Sunday, April 17, 2005

Ghost of McCarthy on campus (Jay Ambrose on Klocek)

This brilliant article is printed in its entirety, courtesy of the Fort Wayne Journal Gazette.

Incidentally, I've talked to Professor Klocek too, nothing in this article contradicts what he's told me.

Chicago’s DePaul University, which has taken a couple of hits for its grotesque squashing of a professor’s free-speech rights, is hitting back, adding defamatory insult to career-ending injury – and a question comes to mind.

It’s a question that was asked by the counsel for the Army in 1954 when Sen. Joseph McCarthy was seeking out Communists in the government. He threw his charges around with little or no evidence; others in Congress did the same, and sometimes reputations were recklessly ruined.
In the hearing, McCarthy got tangled with the counsel, Joseph Welch, in suggesting that a young associate of Welch’s had Communist ties because of an affiliation in his university years.

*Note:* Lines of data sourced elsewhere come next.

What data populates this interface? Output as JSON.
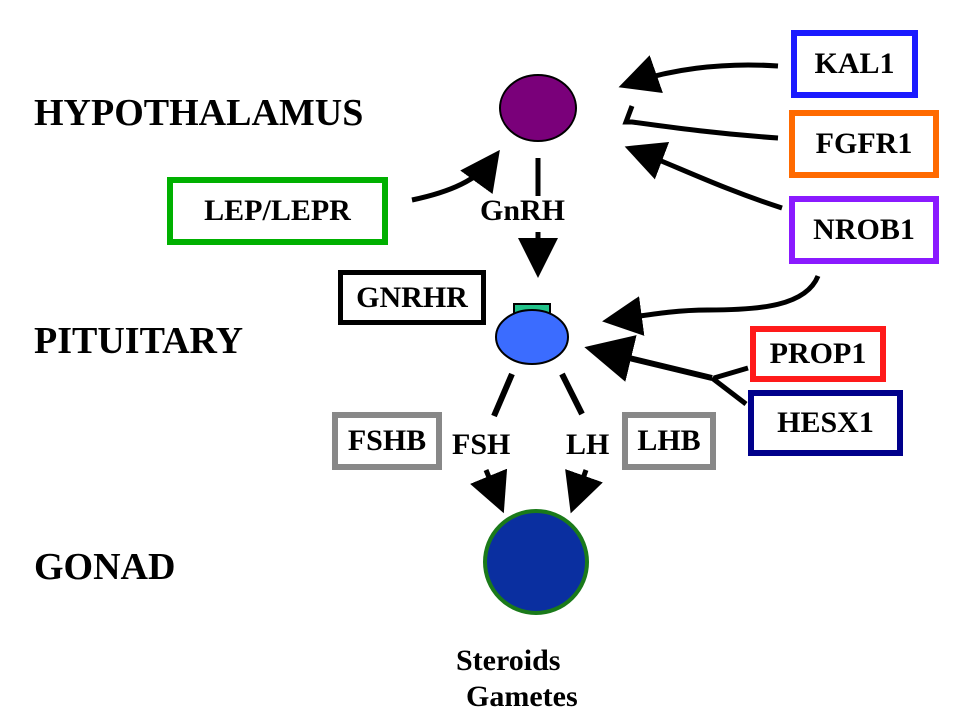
{
  "levels": {
    "hypothalamus": "HYPOTHALAMUS",
    "pituitary": "PITUITARY",
    "gonad": "GONAD"
  },
  "hormones": {
    "gnrh": "GnRH",
    "fsh": "FSH",
    "lh": "LH"
  },
  "outputs": {
    "steroids": "Steroids",
    "gametes": "Gametes"
  },
  "genes": {
    "kal1": {
      "label": "KAL1",
      "color": "#1a1aff"
    },
    "fgfr1": {
      "label": "FGFR1",
      "color": "#ff6a00"
    },
    "nrob1": {
      "label": "NROB1",
      "color": "#8a1aff"
    },
    "lep_lepr": {
      "label": "LEP/LEPR",
      "color": "#00b000"
    },
    "gnrhr": {
      "label": "GNRHR",
      "color": "#000000"
    },
    "prop1": {
      "label": "PROP1",
      "color": "#ff1a1a"
    },
    "hesx1": {
      "label": "HESX1",
      "color": "#00008b"
    },
    "fshb": {
      "label": "FSHB",
      "color": "#888888"
    },
    "lhb": {
      "label": "LHB",
      "color": "#888888"
    }
  },
  "colors": {
    "hypothalamus_cell": "#7a007a",
    "pituitary_cell": "#3b6cff",
    "receptor": "#22c38a",
    "gonad_fill": "#0a2fa0",
    "gonad_outline": "#1a7a1a"
  }
}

The question matters today because what’s going on at DePaul and elsewhere is a New McCarthyism, directed this time around not at suspected Communists, but at those who voice views contrary to the politically correct, intellect-stops-here glop that passes for idealism.
The facts of the DePaul case are that Thomas Klocek, a non-tenured professor, got involved in an argument with students from Muslim and pro-Palestinian groups at an activities fair in September 2004 about their insistence that Israel was murderous in fighting back against Palestinian suicide bombers. He was booted from a class he was teaching without a hearing that DePaul’s rules demand, and it appears he will get no future assignments after 14 years of highly praised teaching.

PR staffers and the president of DePaul, the Rev. Dennis Holtschneider, have responded to news accounts and comments with e-mails to readers and letters to newspapers, managing in their self-exculpatory balderdash to worsen the original offense. Some of the ways are:

•They contend Klocek was fired for his conduct, not for what he said. The president has written that Klocek confronted the students “in a belligerent and menacing manner,” raising his voice and throwing pamphlets.

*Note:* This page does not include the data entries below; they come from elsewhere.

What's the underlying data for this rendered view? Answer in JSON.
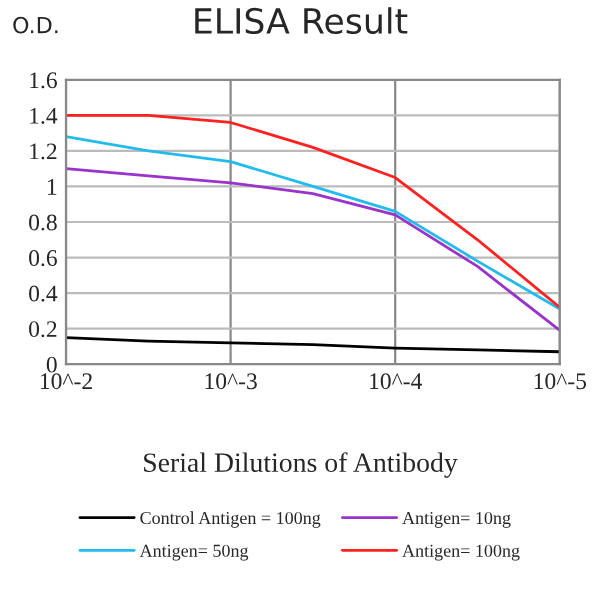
{
  "chart_data": {
    "type": "line",
    "title": "ELISA Result",
    "ylabel": "O.D.",
    "xlabel": "Serial Dilutions of Antibody",
    "x": [
      0.01,
      0.00316,
      0.001,
      0.000316,
      0.0001,
      3.16e-05,
      1e-05
    ],
    "series": [
      {
        "name": "Control Antigen = 100ng",
        "color": "#000000",
        "values": [
          0.15,
          0.13,
          0.12,
          0.11,
          0.09,
          0.08,
          0.07
        ]
      },
      {
        "name": "Antigen= 10ng",
        "color": "#9933cc",
        "values": [
          1.1,
          1.06,
          1.02,
          0.96,
          0.84,
          0.55,
          0.19
        ]
      },
      {
        "name": "Antigen= 50ng",
        "color": "#22bbee",
        "values": [
          1.28,
          1.2,
          1.14,
          1.0,
          0.86,
          0.58,
          0.31
        ]
      },
      {
        "name": "Antigen= 100ng",
        "color": "#ff2020",
        "values": [
          1.4,
          1.4,
          1.36,
          1.22,
          1.05,
          0.7,
          0.32
        ]
      }
    ],
    "log": "x",
    "xlim": [
      0.01,
      1e-05
    ],
    "xticks": [
      {
        "value": 0.01,
        "label": "10^-2"
      },
      {
        "value": 0.001,
        "label": "10^-3"
      },
      {
        "value": 0.0001,
        "label": "10^-4"
      },
      {
        "value": 1e-05,
        "label": "10^-5"
      }
    ],
    "ylim": [
      0,
      1.6
    ],
    "yticks": [
      {
        "value": 0,
        "label": "0"
      },
      {
        "value": 0.2,
        "label": "0.2"
      },
      {
        "value": 0.4,
        "label": "0.4"
      },
      {
        "value": 0.6,
        "label": "0.6"
      },
      {
        "value": 0.8,
        "label": "0.8"
      },
      {
        "value": 1,
        "label": "1"
      },
      {
        "value": 1.2,
        "label": "1.2"
      },
      {
        "value": 1.4,
        "label": "1.4"
      },
      {
        "value": 1.6,
        "label": "1.6"
      }
    ],
    "grid": true,
    "legend": "bottom",
    "marker": "none",
    "line_style": "solid"
  }
}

David French, president of the Foundation for Individual Rights in Education, says the students were upset because Klocek “said something insensitive to (their) politically correct point of view.” He “got tossed because he hurt feelings,” French said, adding: “What really infuriates me is that the students were handing out literature that is provocative.”

•The DePaul president says there was a “mutual decision” that Klocek would step down after he refused to “acknowledge the inappropriateness of his behavior.” The university has encouraged him “to file a grievance and receive the hearing he claims he was denied,” he wrote, also saying: “Instead, his lawyer threatened DePaul with litigation and demanded a large sum of money. Then, he (the lawyer) hired a publicist in an attempt to exert pressure to secure the financial settlement.”

Unbelievable.

Here is a 23,000-student rich institution with its own lawyers and PR types stomping all over someone, and the president gets his dander up because the poor soul is fighting back.
John Mauk, the attorney for Klocek, points out that his client was called to a meeting where he was not advised of possible consequences, was supplied with no written charges, was given no chance to confront witnesses against him and was given no chance to keep teaching. That’s far from what the university’s rules require, and far from any notion of fair play.

•On top of everything else, the DePaul president, in an e-mail, talks of Klocek staying away from a teaching assignment “while he attended to personal health issues that we discovered were impacting his effectiveness in the classroom.” The president, says French, was “darkly hinting at mental instability.” There is no evidence of that. French says, and I agree, that the medical issue “is a smear.”

All of which brings me to that question Welch asked McCarthy.

“Have you no decency, sir, at long last?”

2 comments:

Aakash said...

I just found this blog, via the "Ankle Biting Pundits" site... I see that you are also an Illinois conservative, and I'm glad that the Illinois Leader is at the top of your links listing.

Unfortunately, I am overwhelmed with work right now... for class, and for CRs... President & Mrs. Bush are going to be here tomorrow as well; I don't know if you're planning on being here for that - it should be a great event. Anyway, keep up the good work with the blogs!

Marathon Pundit said...

Bush in Sringfield? Hmmm..there is an Illinois Leader article in their archives that mentions how the Chicago mainstream media virtually ignored his important (and highly covered nationally) visit to Madison County, IL in January.

I had no idea he was going to be in Springfield. Thanks for the tip!